If different mechanisms operate in appropriately grown fetuses compared with IUGR fetuses, then this would apply to any fetus subjected to an adverse intrauterine environment, even those with an AGA birthweight but who are nevertheless below their genetic potential because of growth restriction in utero. These data suggest there may be a fundamental difference in the way that SysA activity relates to fetal size depending on the adequacy of the intrauterine environment. Not enough is known about regulation of SysA activity in the placenta to allow speculation as to what mechanism(s) could mediate these effects.

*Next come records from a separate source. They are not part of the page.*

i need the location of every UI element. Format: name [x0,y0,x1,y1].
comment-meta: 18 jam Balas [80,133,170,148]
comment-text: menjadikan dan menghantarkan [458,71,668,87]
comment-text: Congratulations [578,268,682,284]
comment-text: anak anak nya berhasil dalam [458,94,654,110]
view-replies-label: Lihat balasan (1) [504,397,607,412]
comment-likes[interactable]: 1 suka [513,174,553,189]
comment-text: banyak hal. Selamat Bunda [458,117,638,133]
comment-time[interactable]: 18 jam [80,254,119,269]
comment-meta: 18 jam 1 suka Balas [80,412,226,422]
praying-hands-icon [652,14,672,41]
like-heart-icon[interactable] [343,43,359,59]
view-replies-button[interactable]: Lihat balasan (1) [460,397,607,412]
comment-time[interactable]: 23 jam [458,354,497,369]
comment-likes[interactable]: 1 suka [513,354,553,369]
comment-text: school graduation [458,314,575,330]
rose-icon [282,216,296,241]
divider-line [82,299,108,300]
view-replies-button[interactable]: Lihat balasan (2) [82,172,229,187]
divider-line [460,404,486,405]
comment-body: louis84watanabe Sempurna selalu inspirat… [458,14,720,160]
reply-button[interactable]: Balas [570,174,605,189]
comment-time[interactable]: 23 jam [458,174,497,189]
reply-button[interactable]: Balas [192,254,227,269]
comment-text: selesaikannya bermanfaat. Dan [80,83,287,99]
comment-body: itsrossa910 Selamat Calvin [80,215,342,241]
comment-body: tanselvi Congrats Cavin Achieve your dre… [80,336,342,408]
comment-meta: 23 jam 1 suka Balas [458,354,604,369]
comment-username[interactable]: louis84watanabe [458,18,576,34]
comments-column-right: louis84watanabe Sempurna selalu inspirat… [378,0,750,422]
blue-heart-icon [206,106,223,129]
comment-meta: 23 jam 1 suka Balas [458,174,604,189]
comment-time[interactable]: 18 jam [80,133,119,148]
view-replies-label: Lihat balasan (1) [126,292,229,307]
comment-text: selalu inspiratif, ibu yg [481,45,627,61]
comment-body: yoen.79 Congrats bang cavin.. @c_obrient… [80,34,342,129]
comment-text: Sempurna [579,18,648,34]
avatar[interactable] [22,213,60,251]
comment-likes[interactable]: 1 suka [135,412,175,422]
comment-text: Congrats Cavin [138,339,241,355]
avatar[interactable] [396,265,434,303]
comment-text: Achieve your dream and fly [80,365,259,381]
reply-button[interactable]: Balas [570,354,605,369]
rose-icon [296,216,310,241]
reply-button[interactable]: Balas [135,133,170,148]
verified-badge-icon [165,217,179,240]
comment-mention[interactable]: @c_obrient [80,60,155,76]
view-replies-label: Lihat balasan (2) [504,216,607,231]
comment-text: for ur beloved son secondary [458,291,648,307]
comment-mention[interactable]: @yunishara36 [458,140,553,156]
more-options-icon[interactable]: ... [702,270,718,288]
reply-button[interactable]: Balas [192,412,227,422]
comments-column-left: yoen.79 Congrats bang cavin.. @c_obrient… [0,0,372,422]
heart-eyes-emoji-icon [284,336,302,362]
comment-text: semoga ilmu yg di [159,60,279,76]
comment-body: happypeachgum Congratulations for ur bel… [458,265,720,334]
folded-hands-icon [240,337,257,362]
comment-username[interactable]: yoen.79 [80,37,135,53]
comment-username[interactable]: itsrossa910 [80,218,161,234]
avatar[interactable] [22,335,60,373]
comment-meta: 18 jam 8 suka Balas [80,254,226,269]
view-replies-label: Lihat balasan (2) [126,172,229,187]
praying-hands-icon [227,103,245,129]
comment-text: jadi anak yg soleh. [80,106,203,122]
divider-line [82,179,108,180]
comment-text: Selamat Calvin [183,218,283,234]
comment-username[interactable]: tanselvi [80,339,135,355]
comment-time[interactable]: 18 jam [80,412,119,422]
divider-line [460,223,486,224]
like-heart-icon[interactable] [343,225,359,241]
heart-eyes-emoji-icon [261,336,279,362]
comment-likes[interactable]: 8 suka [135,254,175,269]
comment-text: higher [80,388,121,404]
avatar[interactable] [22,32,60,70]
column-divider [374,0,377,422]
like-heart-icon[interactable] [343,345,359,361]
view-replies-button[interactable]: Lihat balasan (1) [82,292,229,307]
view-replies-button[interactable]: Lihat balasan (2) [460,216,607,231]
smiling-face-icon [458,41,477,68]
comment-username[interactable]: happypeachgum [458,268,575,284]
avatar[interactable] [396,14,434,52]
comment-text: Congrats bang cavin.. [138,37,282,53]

Fetal growth is a dynamic process over the length of gestation. Studies at term look at the end-point of that process but may miss important events at earlier stages. There is evidence that SysA activity increases during gestation(18,30) and it will be of importance in the future to repeat the current study at what might be more important stages of fetal growth, such as mid-trimester(31).

In conclusion, these data suggest that the mechanism(s) by which anthropometric measurements in the newborn are related to SysA amino acid transporter activity in placental syncytiotrophoblast microvillous membrane may not operate similarly across the whole range of birth weights. Specifically, mechanisms may operate differently in the placentas of SGA fetuses compared with AGA fetuses.